What happens if I miss a race?
- You’ll be assigned the median log loss from other entrants for that race.
How many races can I miss?
- You can miss up to two full days of racing before you will no longer be eligible for a prize
What happens if a race is not run (abandoned) or is declared a no-race?

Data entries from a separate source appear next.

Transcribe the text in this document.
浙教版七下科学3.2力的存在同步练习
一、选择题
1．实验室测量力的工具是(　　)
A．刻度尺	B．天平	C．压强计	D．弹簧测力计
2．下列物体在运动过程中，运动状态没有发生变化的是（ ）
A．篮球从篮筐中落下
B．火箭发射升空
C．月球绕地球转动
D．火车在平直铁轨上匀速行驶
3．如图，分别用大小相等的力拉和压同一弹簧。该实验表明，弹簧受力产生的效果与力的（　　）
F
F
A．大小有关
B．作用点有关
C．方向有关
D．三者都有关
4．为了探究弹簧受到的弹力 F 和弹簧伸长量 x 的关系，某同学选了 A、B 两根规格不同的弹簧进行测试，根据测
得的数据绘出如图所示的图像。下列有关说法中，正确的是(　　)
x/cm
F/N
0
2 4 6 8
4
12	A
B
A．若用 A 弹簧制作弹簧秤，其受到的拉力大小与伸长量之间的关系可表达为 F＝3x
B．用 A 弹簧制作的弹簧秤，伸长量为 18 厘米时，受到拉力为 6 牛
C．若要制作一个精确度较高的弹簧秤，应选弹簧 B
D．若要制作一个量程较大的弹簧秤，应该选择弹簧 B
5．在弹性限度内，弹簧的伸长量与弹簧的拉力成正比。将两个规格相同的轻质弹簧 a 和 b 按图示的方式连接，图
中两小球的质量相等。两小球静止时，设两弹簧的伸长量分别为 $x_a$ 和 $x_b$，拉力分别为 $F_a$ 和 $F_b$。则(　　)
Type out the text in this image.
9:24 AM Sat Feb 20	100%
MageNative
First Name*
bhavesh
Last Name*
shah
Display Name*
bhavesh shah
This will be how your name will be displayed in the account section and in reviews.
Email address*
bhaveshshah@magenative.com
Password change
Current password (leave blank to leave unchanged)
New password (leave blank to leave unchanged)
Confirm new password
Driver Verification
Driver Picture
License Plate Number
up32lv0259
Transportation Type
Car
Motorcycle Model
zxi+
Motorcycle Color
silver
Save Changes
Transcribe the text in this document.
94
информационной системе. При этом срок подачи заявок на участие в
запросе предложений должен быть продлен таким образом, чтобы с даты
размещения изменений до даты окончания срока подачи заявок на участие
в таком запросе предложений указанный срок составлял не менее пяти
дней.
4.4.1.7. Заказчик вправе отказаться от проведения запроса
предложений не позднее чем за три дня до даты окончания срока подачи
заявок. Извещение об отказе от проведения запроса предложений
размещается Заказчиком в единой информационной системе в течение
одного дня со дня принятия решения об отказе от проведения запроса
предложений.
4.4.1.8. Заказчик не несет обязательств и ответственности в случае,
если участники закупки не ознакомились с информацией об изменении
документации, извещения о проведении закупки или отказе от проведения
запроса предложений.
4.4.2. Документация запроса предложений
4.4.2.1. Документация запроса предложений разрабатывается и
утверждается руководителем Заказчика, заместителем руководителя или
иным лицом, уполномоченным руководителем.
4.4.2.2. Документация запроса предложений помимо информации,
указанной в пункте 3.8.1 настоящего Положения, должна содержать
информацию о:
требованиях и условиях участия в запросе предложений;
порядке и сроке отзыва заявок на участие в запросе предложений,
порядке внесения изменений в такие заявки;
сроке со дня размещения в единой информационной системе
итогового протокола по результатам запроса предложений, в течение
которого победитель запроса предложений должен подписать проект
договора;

- That race will be excluded from scoring
What happens if there is a scratching?
- The runner will be removed and the remaining prices will be normalised so that the overround sums to 1
What happens if there is a deadheat?
- The result will be recorded as 1 divided by the number of winners
Disclaimer
Note that whilst models and automated strategies are fun and rewarding to create, we can't promise that your model or betting strategy will be profitable, and we make no representations in relation to the code shared or information on this page. If you're using this code or implementing your own strategies, you do so entirely at your own risk and you are responsible for any winnings/losses incurred. Under no circumstances will Betfair be liable for any loss or damage you suffer.